The changing of regimes in Egypt is mainly caused by the ongoing struggle between the two sides. If Qatar still has peaceful relations with Saudi Arabia and USA it is mostly because of their common interest in the Gulf against Iran, yet they don't share the same strategies and interests. The war in Libya was organized by Qatar together with France without minding to involve the USA. This explains why the USA financed an ex-general of Gheddafi's regime lately, in the attempt to gain control over a Libya that served only other power's interests... Libya was a military base for Qatar's militias in Syria and Iraq.

I think you make some "mistakes" of interpretation of what the article says here. Why do you conclude that the article suggests that there are "common tactics" behind Saudi and Qatari help to ISIS? This is not said here. On the contrary we have always recognised the distinction. As we noted in our earlier articles on Egypt and Syria we recognise that they have entirely different agendas.
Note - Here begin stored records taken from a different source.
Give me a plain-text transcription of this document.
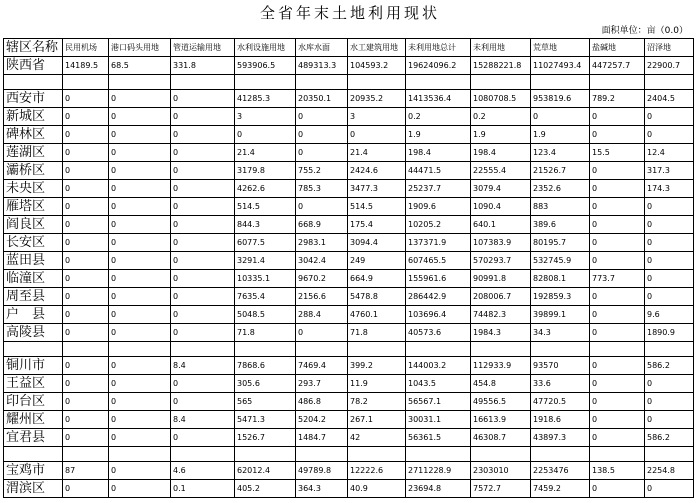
全省年末土地利用现状
面积单位：亩（0.0）
辖区名称	民用机场	港口码头用地	管道运输用地	水利设施用地	水库水面	水工建筑用地	未利用地总计	未利用地	荒草地	盐碱地	沼泽地
陕西省	14189.5	68.5	331.8	593906.5	489313.3	104593.2	19624096.2	15288221.8	11027493.4	447257.7	22900.7

西安市	0	0	0	41285.3	20350.1	20935.2	1413536.4	1080708.5	953819.6	789.2	2404.5
新城区	0	0	0	3	0	3	0.2	0.2	0	0	0
碑林区	0	0	0	0	0	0	1.9	1.9	1.9	0	0
莲湖区	0	0	0	21.4	0	21.4	198.4	198.4	123.4	15.5	12.4
灞桥区	0	0	0	3179.8	755.2	2424.6	44471.5	22555.4	21526.7	0	317.3
未央区	0	0	0	4262.6	785.3	3477.3	25237.7	3079.4	2352.6	0	174.3
雁塔区	0	0	0	514.5	0	514.5	1909.6	1090.4	883	0	0
阎良区	0	0	0	844.3	668.9	175.4	10205.2	640.1	389.6	0	0
长安区	0	0	0	6077.5	2983.1	3094.4	137371.9	107383.9	80195.7	0	0
蓝田县	0	0	0	3291.4	3042.4	249	607465.5	570293.7	532745.9	0	0
临潼区	0	0	0	10335.1	9670.2	664.9	155961.6	90991.8	82808.1	773.7	0
周至县	0	0	0	7635.4	2156.6	5478.8	286442.9	208006.7	192859.3	0	0
户　县	0	0	0	5048.5	288.4	4760.1	103696.4	74482.3	39899.1	0	9.6
高陵县	0	0	0	71.8	0	71.8	40573.6	1984.3	34.3	0	1890.9

铜川市	0	0	8.4	7868.6	7469.4	399.2	144003.2	112933.9	93570	0	586.2
王益区	0	0	0	305.6	293.7	11.9	1043.5	454.8	33.6	0	0
印台区	0	0	0	565	486.8	78.2	56567.1	49556.5	47720.5	0	0
耀州区	0	0	8.4	5471.3	5204.2	267.1	30031.1	16613.9	1918.6	0	0
宜君县	0	0	0	1526.7	1484.7	42	56361.5	46308.7	43897.3	0	586.2

宝鸡市	87	0	4.6	62012.4	49789.8	12222.6	2711228.9	2303010	2253476	138.5	2254.8
渭滨区	0	0	0.1	405.2	364.3	40.9	23694.8	7572.7	7459.2	0	0
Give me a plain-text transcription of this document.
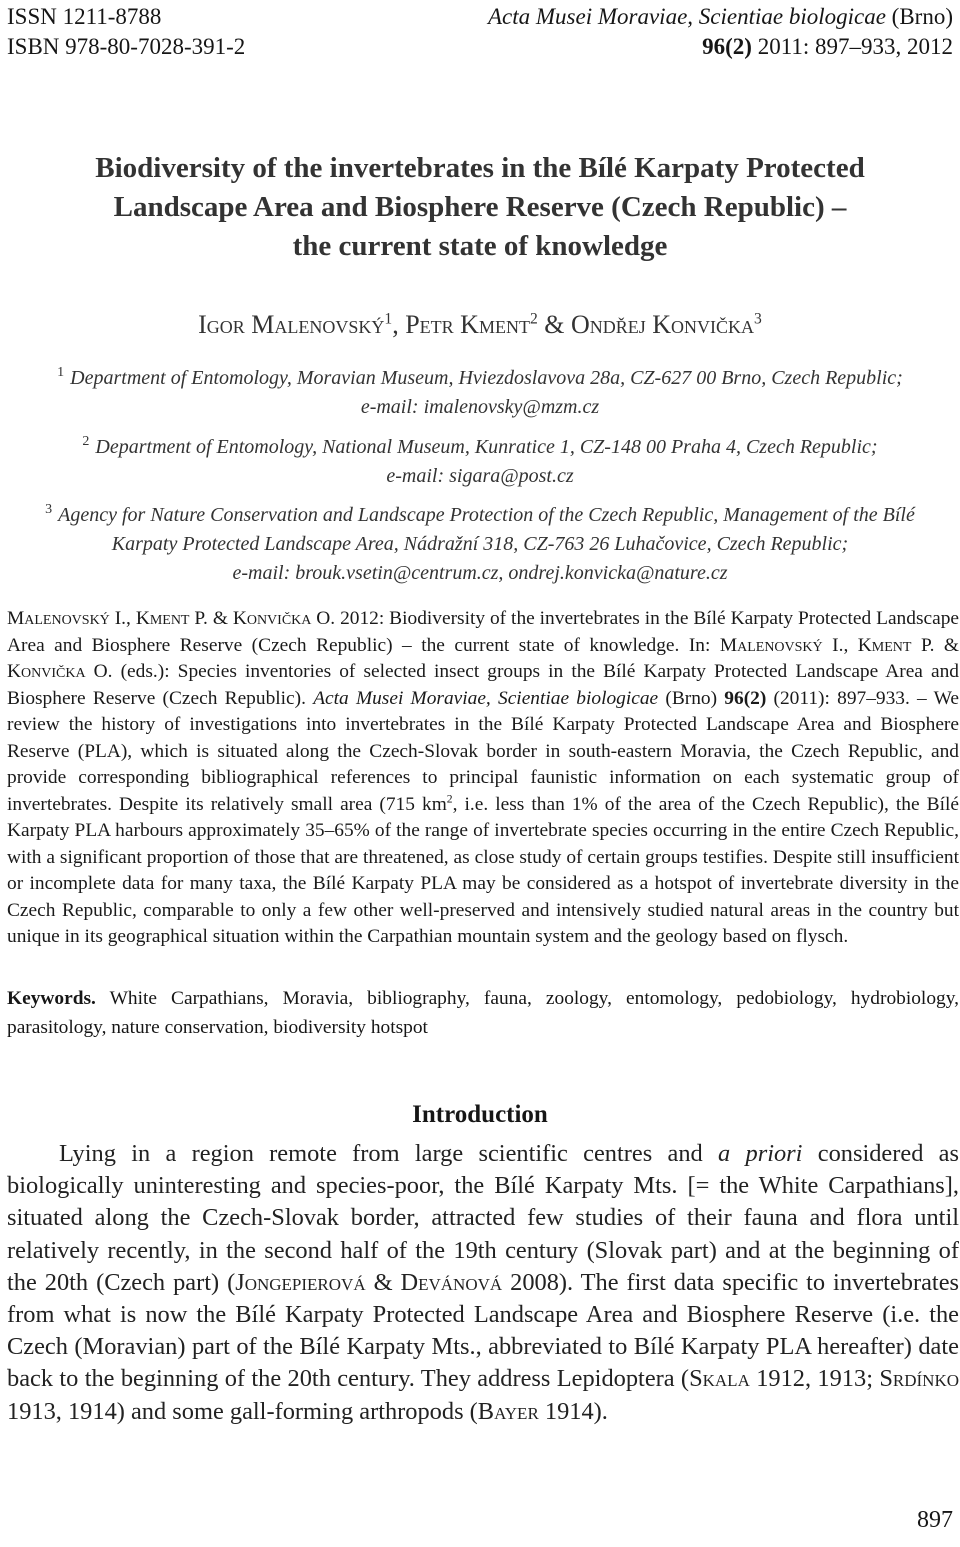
ISSN 1211-8788
ISBN 978-80-7028-391-2
Acta Musei Moraviae, Scientiae biologicae (Brno)
96(2) 2011: 897–933, 2012
Biodiversity of the invertebrates in the Bílé Karpaty Protected
Landscape Area and Biosphere Reserve (Czech Republic) –
the current state of knowledge
Igor Malenovský$^1$, Petr Kment$^2$ & Ondřej Konvička$^3$
$^1$ Department of Entomology, Moravian Museum, Hviezdoslavova 28a, CZ-627 00 Brno, Czech Republic;
e-mail: imalenovsky@mzm.cz
$^2$ Department of Entomology, National Museum, Kunratice 1, CZ-148 00 Praha 4, Czech Republic;
e-mail: sigara@post.cz
$^3$ Agency for Nature Conservation and Landscape Protection of the Czech Republic, Management of the Bílé
Karpaty Protected Landscape Area, Nádražní 318, CZ-763 26 Luhačovice, Czech Republic;
e-mail: brouk.vsetin@centrum.cz, ondrej.konvicka@nature.cz

Malenovský I., Kment P. & Konvička O. 2012: Biodiversity of the invertebrates in the Bílé Karpaty Protected Landscape Area and Biosphere Reserve (Czech Republic) – the current state of knowledge. In: Malenovský I., Kment P. & Konvička O. (eds.): Species inventories of selected insect groups in the Bílé Karpaty Protected Landscape Area and Biosphere Reserve (Czech Republic). Acta Musei Moraviae, Scientiae biologicae (Brno) 96(2) (2011): 897–933. – We review the history of investigations into invertebrates in the Bílé Karpaty Protected Landscape Area and Biosphere Reserve (PLA), which is situated along the Czech-Slovak border in south-eastern Moravia, the Czech Republic, and provide corresponding bibliographical references to principal faunistic information on each systematic group of invertebrates. Despite its relatively small area (715 $km^2$, i.e. less than 1% of the area of the Czech Republic), the Bílé Karpaty PLA harbours approximately 35–65% of the range of invertebrate species occurring in the entire Czech Republic, with a significant proportion of those that are threatened, as close study of certain groups testifies. Despite still insufficient or incomplete data for many taxa, the Bílé Karpaty PLA may be considered as a hotspot of invertebrate diversity in the Czech Republic, comparable to only a few other well-preserved and intensively studied natural areas in the country but unique in its geographical situation within the Carpathian mountain system and the geology based on flysch.

Keywords. White Carpathians, Moravia, bibliography, fauna, zoology, entomology, pedobiology, hydrobiology, parasitology, nature conservation, biodiversity hotspot

Introduction

Lying in a region remote from large scientific centres and a priori considered as biologically uninteresting and species-poor, the Bílé Karpaty Mts. [= the White Carpathians], situated along the Czech-Slovak border, attracted few studies of their fauna and flora until relatively recently, in the second half of the 19th century (Slovak part) and at the beginning of the 20th (Czech part) (Jongepierová & Devánová 2008). The first data specific to invertebrates from what is now the Bílé Karpaty Protected Landscape Area and Biosphere Reserve (i.e. the Czech (Moravian) part of the Bílé Karpaty Mts., abbreviated to Bílé Karpaty PLA hereafter) date back to the beginning of the 20th century. They address Lepidoptera (Skala 1912, 1913; Srdínko 1913, 1914) and some gall-forming arthropods (Bayer 1914).

897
The fall of Morsi was a blow to Qatar which continues via al Jazeera to make propaganda against the army takeover whilst the Saudis have financed the new regime's debt burden. As we wrote some time back:

Qatar has spared no expense. Its television network, Al Jazeera, has flooded the Arab world and beyond with constant propaganda in favour of Morsi. It has already heavily bankrolled his regime in financial terms, since the rich emirate had hoped to do a type of tourist-commercial business with it. Qatar had already announced (January 2013) a credit of $2.5 billion for the Mansour government installed by the military regime, identifying it as the ideal vehicle for their financial investments. This credit is due to be followed up with another of the same size, but the most important aspect was that the small Gulf country with the large oil revenues had already struck up the possibility of doing business with the Morsi government, to the Pharaonic tune of 200 billion dollars, according to which Qatar would be guaranteed the economic management of the most important archaeological sites in Egypt for five years including, of course, the Pyramids, Luxor, and the Valley of the Kings and Queens.

The attitude of Saudi Arabia is much more complex. According to the information provided by the Saudi agency, SPA, the Saudi King, Abdullah, has decided to send the new military-backed regime an interest-free payment to the Egyptian Central Bank for two billion dollars, a grant of a billion dollars, plus two billion dollars in the form of oil and gas supplies. In a recent statement, just after the seizure of power by the army, the Saudi Finance Minister Ibrahim al Asaph, told the SPA agency that the decision to help Egypt was taken by King Abdullah to economically support Egypt at a time of particular political and economic weakness. On the other hand, Saudi Arabia has never made any secret of its satisfaction with the fall of Morsi.

We also said that the precise nature of support for ISIS is difficult to quantify but what seeems to have happened is that Saudi and Qatari money was originally channeled to ISIS when it formed (and even before the Syrian war erupted) but the recent signs are that ISIS has stepped out of dependence on its original paymasters and has its own agenda (it says this twice in the article). What I think we need to recognise is that the Saudi regime (partially to divert attention from its own dismal rule in the peninsula) has financed all the major Sunni Islamist insurgencies of the last 20 years (Aghanistan, Chechenya, Bosnia) to one degree or another but without the West throwing the spotlight on this. This is because the oil deal made between Saudi Arabia and the USA in 1943 (there is an article on this somewhere on our site) has been one of the two (unreliable) bedrocks of US policy in the Middle East (the other being Israel). The fact that Saudi money has had "unintended consequences" which the monarchy does not like does not alter this. On Libya and Qatar we entirely agree and already wrote about it some time ago. See

leftcom.org

Perfect. So after all it was a great idea to write a comment, this made the point even clearer. Thank you for your detailed reply Cleishbotham.

I also forgot to thank you for the useful additions on Qatar. Just tidied up our typos (yours were less than mine!)